Evelyn, penulis webtoon yang tertutup dan kesepian, tiba-tiba terjebak dalam dunia ciptaannya sendiri yang berjudul Kesatria Cinta. Tapi alih-alih menjadi tokoh utama yang memesona, ia justru bangun sebagai Olivia, karakter pendukung yang dilupakan: gadis gemuk berbobot 90kg, berkacamata bulat, dan wajah penuh bintik.
Saat membuka mata, Olivia berdiri di atas atap sekolah dengan wajah berantakan, baju basah oleh susu, dan tatapan penuh ejekan dari siswa di bawah. Evelyn kini harus bertahan dalam naskahnya sendiri, menghindari tragedi yang ia tulis, dan mungkin… menemukan cinta yang bahkan tak pernah ia harapkan.
Apakah ia bisa mengubah akhir cerita sebagai Olivia? Atau justru terjebak dalam kisah yang ia ciptakan sendiri?
Karya ini diterbitkan atas izin NovelToon Anastasia, isi konten hanyalah pandangan pribadi pembuatnya, tidak mewakili NovelToon sendiri
bab 17.Formulir.
Malam itu, Oliv duduk di tepi ranjang kamarnya dengan wajah penuh kebimbangan. Di tangannya, surat beasiswa Red High masih tergenggam erat, berulang kali ia baca meski sudah hafal isinya di luar kepala. Hatinya terombang-ambing.
Jika ia menerima beasiswa itu…
Artinya ia harus kembali ke sekolah lamanya. Tempat di mana kenangan pahit dan tawa palsu bersatu. Tempat di mana status sosial adalah segalanya, dan sekarang ia selalu berada di dasar rantai makanan. Ia tahu, menerima beasiswa itu berarti membuka lagi pintu untuk perundungan yang mungkin lebih kejam dari sebelumnya. Apalagi sekarang, semua orang tahu keluarganya sudah jatuh miskin dan ia pasti akan mengalami perundungan karena status nya.
Namun jika ia menolaknya…
Ia akan tetap di sekolah ini, sekolah biasa yang tidak menawarkan alur cerita menarik, tanpa konflik mencolok, tanpa karakter-karakter webtoon terkenal dan kehidupan yang membosankan.
Hidupnya akan berjalan tenang, tapi terlalu datar. Tidak ada petualangan. Tidak ada babak baru. Hanya rutinitas dan rasa penasaran yang tak pernah terjawab.
Oliv mendesah pelan.
"Apa gunanya hidup di dunia webtoon… kalau aku tidak berani menjadi bagian dari ceritanya?" gumamnya lirih.
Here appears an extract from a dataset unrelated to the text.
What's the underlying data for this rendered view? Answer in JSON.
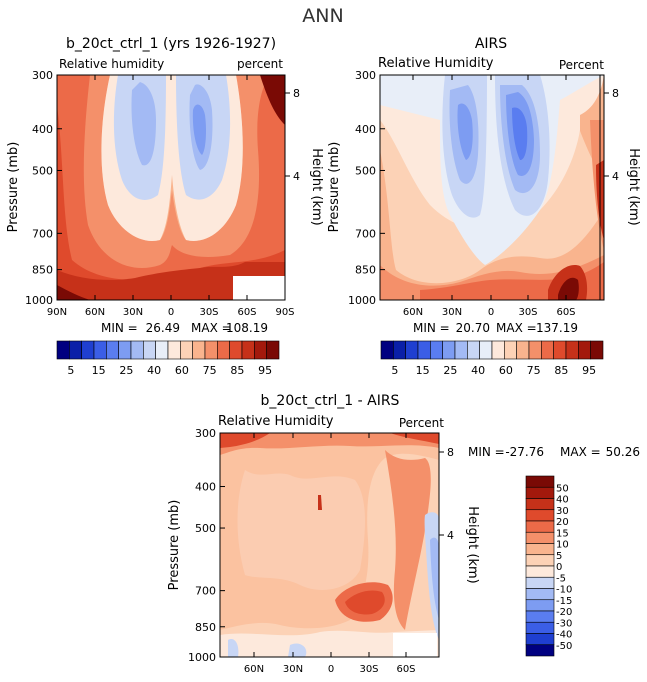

"Tapi jika aku kesana, mereka akan memangsaku. Bagaimana nih? " Lanjutnya.
Di luar jendela, bulan menggantung pucat. Seolah ikut mengawasi pilihan yang akan mengubah jalan hidupnya.
Dengan tangan gemetar namun mata yang mulai mantap, Oliv menatap surat beasiswa itu sekali lagi.
Dan malam itu, ia tahu ia tak ingin jadi karakter sampingan dalam hidupnya sendiri.
Tak beberapa kemudian,tiba-tiba perut Oliv mules hebat.
"Aduh, kenapa lagi ini?" gerutunya sambil memegangi perutnya. Ia buru-buru bangkit dari tempat tidur dan berlari menuju kamar mandi. Langkahnya tergesa, pikirannya hanya terfokus pada rasa nyeri yang mendesak. Tanpa sadar, pintu kamar tertinggal terbuka.
Sementara di luar, sang mama yang baru saja pulang dari warung kecil milik tetangga membuka pintu rumah dengan langkah ringan. Ia memanggil pelan,
"Oliv? Kamu di rumah, Nak?"
Tak ada jawaban.
Dengan penasaran, ia menuju kamar Oliv dan melihat pintu yang terbuka lebar. Kepalanya menengok masuk, dan tak sengaja pandangannya jatuh pada meja belajar yang agak berantakan.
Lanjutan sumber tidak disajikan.